The “Final Rule” mandated by Dept of Housing and Urban Development changing the standard closing statement (also called a “HUD”) has been in effect for almost four months now. It was not an issue in the first month, since all loans that had originated prior to January 1, 2010 could be closed on the “old” HUD. However, we are now required to utilize the new HUD on nearly all loans.
What reactions have I seen to the new HUD? To begin with, not all lenders and attorneys really know how to prepare the new HUD. Mistakes are not unusual. I recently had a lender and investor disagree about the figures on the HUD. For two days we watched and read emails being sent back and forth between the lender and the investor before they finally found agreement with the figures on the HUD. Borrowers also are perplexed by the new paperwork. I see faces that appear confused and dazed as I explain the figures on the HUD.
As a closing attorney, I have always tried to explain the HUD in some detail. I firmly believe that every borrower needs to understand the numbers and the terms of the loan. But I find myself now having to judge exactly how much information is too much information. I don’t want to scare a new buyer/borrower with tons of information, but I also want them to be free to ask questions about things they don’t understand.

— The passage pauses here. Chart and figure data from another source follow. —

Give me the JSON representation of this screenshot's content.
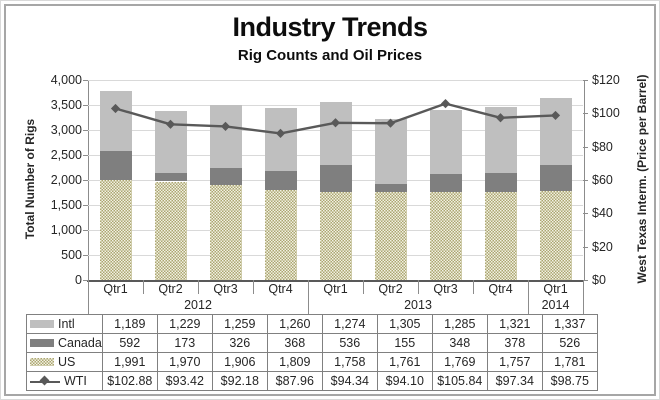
{
  "title": "Industry Trends",
  "subtitle": "Rig Counts and Oil Prices",
  "left_axis": {
    "title": "Total Number of Rigs",
    "ticks": [
      "4,000",
      "3,500",
      "3,000",
      "2,500",
      "2,000",
      "1,500",
      "1,000",
      "500",
      "0"
    ],
    "min": 0,
    "max": 4000
  },
  "right_axis": {
    "title": "West Texas Interm. (Price per Barrel)",
    "ticks": [
      "$120",
      "$100",
      "$80",
      "$60",
      "$40",
      "$20",
      "$0"
    ],
    "min": 0,
    "max": 120
  },
  "chart_data": {
    "type": "combo-stacked-bar-line",
    "categories": [
      "Qtr1",
      "Qtr2",
      "Qtr3",
      "Qtr4",
      "Qtr1",
      "Qtr2",
      "Qtr3",
      "Qtr4",
      "Qtr1"
    ],
    "year_groups": [
      {
        "label": "2012",
        "span": 4
      },
      {
        "label": "2013",
        "span": 4
      },
      {
        "label": "2014",
        "span": 1
      }
    ],
    "stack_order": [
      "US",
      "Canada",
      "Intl"
    ],
    "series": [
      {
        "name": "Intl",
        "type": "bar",
        "color": "#bfbfbf",
        "pattern": "solid",
        "values": [
          1189,
          1229,
          1259,
          1260,
          1274,
          1305,
          1285,
          1321,
          1337
        ]
      },
      {
        "name": "Canada",
        "type": "bar",
        "color": "#7f7f7f",
        "pattern": "solid",
        "values": [
          592,
          173,
          326,
          368,
          536,
          155,
          348,
          378,
          526
        ]
      },
      {
        "name": "US",
        "type": "bar",
        "color": "#c6c19c",
        "pattern": "checker",
        "values": [
          1991,
          1970,
          1906,
          1809,
          1758,
          1761,
          1769,
          1757,
          1781
        ]
      },
      {
        "name": "WTI",
        "type": "line",
        "color": "#595959",
        "values": [
          102.88,
          93.42,
          92.18,
          87.96,
          94.34,
          94.1,
          105.84,
          97.34,
          98.75
        ]
      }
    ],
    "left_ylim": [
      0,
      4000
    ],
    "right_ylim": [
      0,
      120
    ],
    "grid": true,
    "legend_position": "table-left"
  },
  "table": {
    "rows": [
      {
        "label": "Intl",
        "key": "intl",
        "values": [
          "1,189",
          "1,229",
          "1,259",
          "1,260",
          "1,274",
          "1,305",
          "1,285",
          "1,321",
          "1,337"
        ]
      },
      {
        "label": "Canada",
        "key": "canada",
        "values": [
          "592",
          "173",
          "326",
          "368",
          "536",
          "155",
          "348",
          "378",
          "526"
        ]
      },
      {
        "label": "US",
        "key": "us",
        "values": [
          "1,991",
          "1,970",
          "1,906",
          "1,809",
          "1,758",
          "1,761",
          "1,769",
          "1,757",
          "1,781"
        ]
      },
      {
        "label": "WTI",
        "key": "wti",
        "values": [
          "$102.88",
          "$93.42",
          "$92.18",
          "$87.96",
          "$94.34",
          "$94.10",
          "$105.84",
          "$97.34",
          "$98.75"
        ]
      }
    ]
  },
  "colors": {
    "intl": "#bfbfbf",
    "canada": "#7f7f7f",
    "us": "#c6c19c",
    "wti_line": "#595959",
    "gridline": "#d9d9d9",
    "axis": "#8c8c8c",
    "table_border": "#808080"
  }
}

It is easy to read the numbers in the borrower’s column. With the new HUD, the numbers represent the total of fees in the body of the HUD. These numbers are such that they can be seen, totaled and explained very easily. However, the information given in the left hand section (outside the borrower’s column) of the second page of the new HUD is confusing. I don’t believe many borrowers can understand them. As experienced as we real estate professionals are, this new HUD has taken countless hours and ‘trial and error’ efforts for many of us to understand it. It may be difficult for a buyer/borrower to grasp in one closing.
The bottom line: unfortunately, I think that the new HUD may have the opposite effect from that intended by the federal regulators. Instead of a clearer understanding of the breakdown of fees, we are having more misunderstandings; instead of clarification, we are having more confusion. We will be waiting to see how this all ends up. Clear?